Heart of Darkness Study Guide

Original title:
Heart of Darkness
October 1st 2003 by Green Integer (first published 1899)
Africa, Belgian Congo, Brussels (Belgium), Congo Free State
ISBN 1892295490 (ISBN13: 9781892295491)

Joseph Conrad is a perfectly suitable candidate to write about heroism and government relations with its subjects. Born in Ukraine to a polish nobleman, he experienced all kinds of state influence on his destiny: his father was sent to Siberia by the Russian government for treason, under the influence of French and English novel he fell in love with the sailor profession and had to make it through three countries until getting a captain assignment.

The biggest impression on his physical and mental condition was made when travelling to African country Congo – the “dark place” of the world, at that time a colony of Belgium colonial empire. Later he would write “Heart of Darkness”, one of the first texts that can be considered a book of reference of European colonization process.

A protagonist named Marlow accepts a job with a Belgian sailor company to lead a ship up the Congo River. He is tasked to find another Company employee – Kurtz, who is picking up ivory in the tropical jungle. Kurtz has spent a lot of time with the hostile natives, which caused abnormal alterations of his mind. That’s the price you have to pay: when taming the wild, one becomes even wilder. 

The reader finds himself in the environment where surviving is the main concern. Notions of home, dignity and common sense are secondary here. Surrounded by the deep thick jungle together with a crew of cannibals on board, it is difficult for Europeans to admire the view. Instead, all they think about are the dangers hiding behind each river turn.

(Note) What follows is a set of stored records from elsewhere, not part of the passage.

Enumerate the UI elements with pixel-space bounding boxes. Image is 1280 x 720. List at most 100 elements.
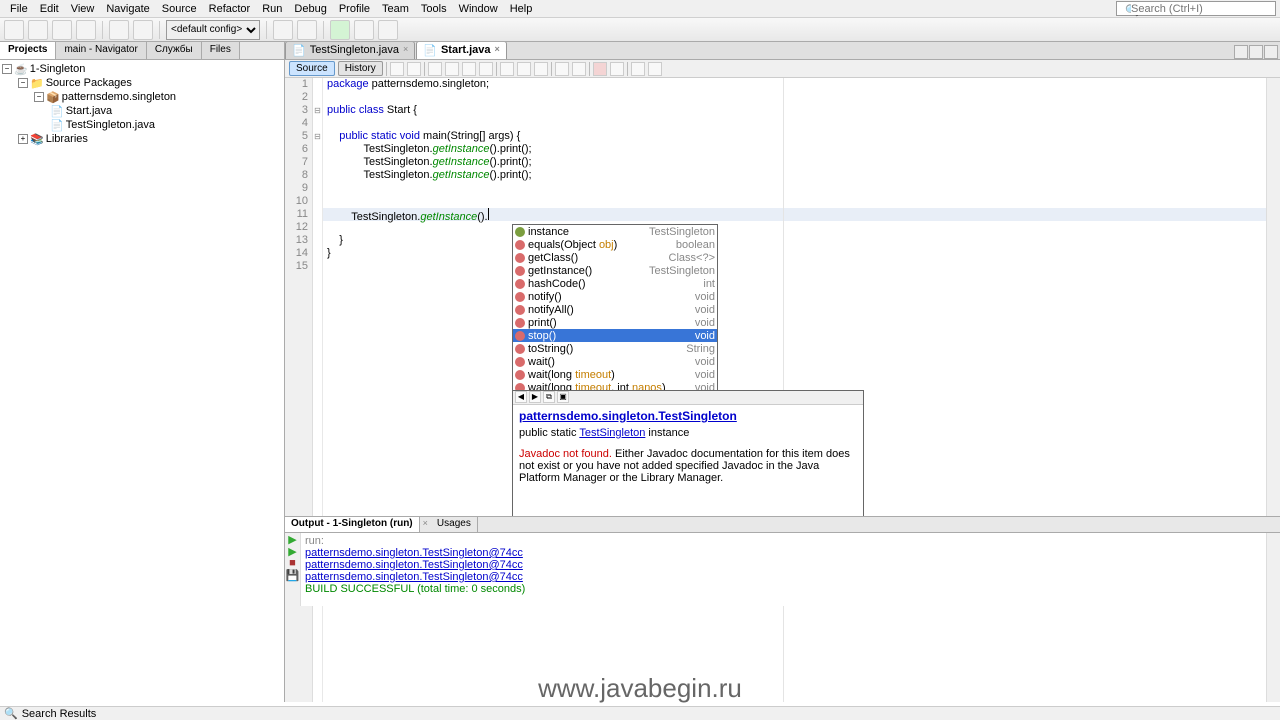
next-bookmark-icon[interactable]	[517, 62, 531, 76]
menu-view[interactable]: View	[65, 3, 101, 15]
history-view-button[interactable]: History	[338, 61, 383, 76]
nav-forward-icon[interactable]: ▶	[529, 391, 541, 403]
rerun-icon[interactable]: ▶	[285, 533, 300, 545]
stop-icon[interactable]: ■	[285, 557, 300, 569]
build-button[interactable]	[273, 20, 293, 40]
menu-window[interactable]: Window	[453, 3, 504, 15]
comment-icon[interactable]	[610, 62, 624, 76]
menu-tools[interactable]: Tools	[415, 3, 453, 15]
new-file-button[interactable]	[4, 20, 24, 40]
completion-item[interactable]: wait()void	[513, 355, 717, 368]
toggle-bookmark-icon[interactable]	[534, 62, 548, 76]
project-tree[interactable]: −☕1-Singleton −📁Source Packages −📦patter…	[0, 60, 284, 148]
close-icon[interactable]: ×	[403, 44, 408, 57]
tab-projects[interactable]: Projects	[0, 42, 56, 59]
debug-button[interactable]	[354, 20, 374, 40]
shift-right-icon[interactable]	[572, 62, 586, 76]
format-icon[interactable]	[648, 62, 662, 76]
menu-file[interactable]: File	[4, 3, 34, 15]
collapse-icon[interactable]: −	[34, 92, 44, 102]
redo-button[interactable]	[133, 20, 153, 40]
save-icon[interactable]: 💾	[285, 569, 300, 581]
menu-navigate[interactable]: Navigate	[100, 3, 155, 15]
expand-icon[interactable]: +	[18, 134, 28, 144]
find-next-icon[interactable]	[462, 62, 476, 76]
output-line[interactable]: patternsdemo.singleton.TestSingleton@74c…	[305, 571, 1276, 583]
tab-services[interactable]: Службы	[147, 42, 202, 59]
output-line[interactable]: patternsdemo.singleton.TestSingleton@74c…	[305, 559, 1276, 571]
editor-tab-start[interactable]: 📄Start.java×	[416, 42, 507, 59]
completion-item[interactable]: instanceTestSingleton	[513, 225, 717, 238]
menu-edit[interactable]: Edit	[34, 3, 65, 15]
menu-debug[interactable]: Debug	[288, 3, 332, 15]
menu-run[interactable]: Run	[256, 3, 288, 15]
completion-item[interactable]: wait(long timeout)void	[513, 368, 717, 381]
undo-button[interactable]	[109, 20, 129, 40]
completion-item[interactable]: print()void	[513, 316, 717, 329]
tab-scroll-left-icon[interactable]	[1234, 45, 1248, 59]
output-line: run:	[305, 535, 1276, 547]
javadoc-class-link[interactable]: patternsdemo.singleton.TestSingleton	[519, 409, 857, 423]
prev-bookmark-icon[interactable]	[500, 62, 514, 76]
open-button[interactable]	[52, 20, 72, 40]
tree-src[interactable]: Source Packages	[46, 77, 132, 89]
editor-scrollbar[interactable]	[1266, 78, 1280, 702]
find-selection-icon[interactable]	[428, 62, 442, 76]
nav-back-icon[interactable]: ◀	[515, 391, 527, 403]
save-all-button[interactable]	[76, 20, 96, 40]
menu-team[interactable]: Team	[376, 3, 415, 15]
clean-build-button[interactable]	[297, 20, 317, 40]
menu-help[interactable]: Help	[504, 3, 539, 15]
tree-file-start[interactable]: Start.java	[66, 105, 112, 117]
editor-tab-testsingleton[interactable]: 📄TestSingleton.java×	[285, 42, 415, 59]
run-config-select[interactable]: <default config>	[166, 20, 260, 40]
nav-forward-icon[interactable]	[407, 62, 421, 76]
tab-navigator[interactable]: main - Navigator	[56, 42, 146, 59]
find-prev-icon[interactable]	[445, 62, 459, 76]
run-button[interactable]	[330, 20, 350, 40]
maximize-icon[interactable]	[1264, 45, 1278, 59]
menu-profile[interactable]: Profile	[333, 3, 376, 15]
javadoc-signature: public static TestSingleton instance	[519, 427, 857, 440]
completion-item[interactable]: getClass()Class<?>	[513, 251, 717, 264]
completion-item-selected[interactable]: stop()void	[513, 329, 717, 342]
uncomment-icon[interactable]	[631, 62, 645, 76]
output-line[interactable]: patternsdemo.singleton.TestSingleton@74c…	[305, 547, 1276, 559]
code-completion-popup[interactable]: instanceTestSingleton equals(Object obj)…	[512, 224, 718, 395]
search-input[interactable]	[1131, 3, 1251, 15]
completion-item[interactable]: notify()void	[513, 290, 717, 303]
collapse-icon[interactable]: −	[2, 64, 12, 74]
quick-search[interactable]: 🔍	[1116, 1, 1276, 16]
close-icon[interactable]: ×	[420, 517, 431, 532]
tree-file-testsingleton[interactable]: TestSingleton.java	[66, 119, 155, 131]
completion-item[interactable]: hashCode()int	[513, 277, 717, 290]
menu-source[interactable]: Source	[156, 3, 203, 15]
type-link[interactable]: TestSingleton	[579, 427, 645, 439]
rerun-debug-icon[interactable]: ▶	[285, 545, 300, 557]
stop-icon[interactable]	[593, 62, 607, 76]
completion-item[interactable]: toString()String	[513, 342, 717, 355]
completion-item[interactable]: getInstance()TestSingleton	[513, 264, 717, 277]
tree-libraries[interactable]: Libraries	[46, 133, 88, 145]
completion-item[interactable]: equals(Object obj)boolean	[513, 238, 717, 251]
completion-item[interactable]: notifyAll()void	[513, 303, 717, 316]
output-scrollbar[interactable]	[1266, 533, 1280, 606]
open-browser-icon[interactable]: ⧉	[543, 391, 555, 403]
toggle-highlight-icon[interactable]	[479, 62, 493, 76]
tab-files[interactable]: Files	[202, 42, 240, 59]
tab-output[interactable]: Output - 1-Singleton (run)	[285, 517, 420, 532]
profile-button[interactable]	[378, 20, 398, 40]
close-icon[interactable]: ×	[494, 44, 499, 57]
tab-list-icon[interactable]	[1249, 45, 1263, 59]
output-console[interactable]: run: patternsdemo.singleton.TestSingleto…	[301, 533, 1280, 606]
tree-project[interactable]: 1-Singleton	[30, 63, 86, 75]
new-project-button[interactable]	[28, 20, 48, 40]
collapse-icon[interactable]: −	[18, 78, 28, 88]
tab-usages[interactable]: Usages	[431, 517, 478, 532]
shift-left-icon[interactable]	[555, 62, 569, 76]
source-view-button[interactable]: Source	[289, 61, 335, 76]
open-source-icon[interactable]: ▣	[557, 391, 569, 403]
menu-refactor[interactable]: Refactor	[203, 3, 257, 15]
tree-package[interactable]: patternsdemo.singleton	[62, 91, 176, 103]
nav-back-icon[interactable]	[390, 62, 404, 76]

Imperialism is everywhere in the text: from the background of the plot to the thoughts and actions of the characters.  When the system allows its subjects to possess power over other humans, the system becomes inevitably corrupt. It is at this point that the old order is falling apart in the distant European empires and things get out of control. Marlow personally experiences the inefficiency and atrocity of the Empire institutions in the far away places.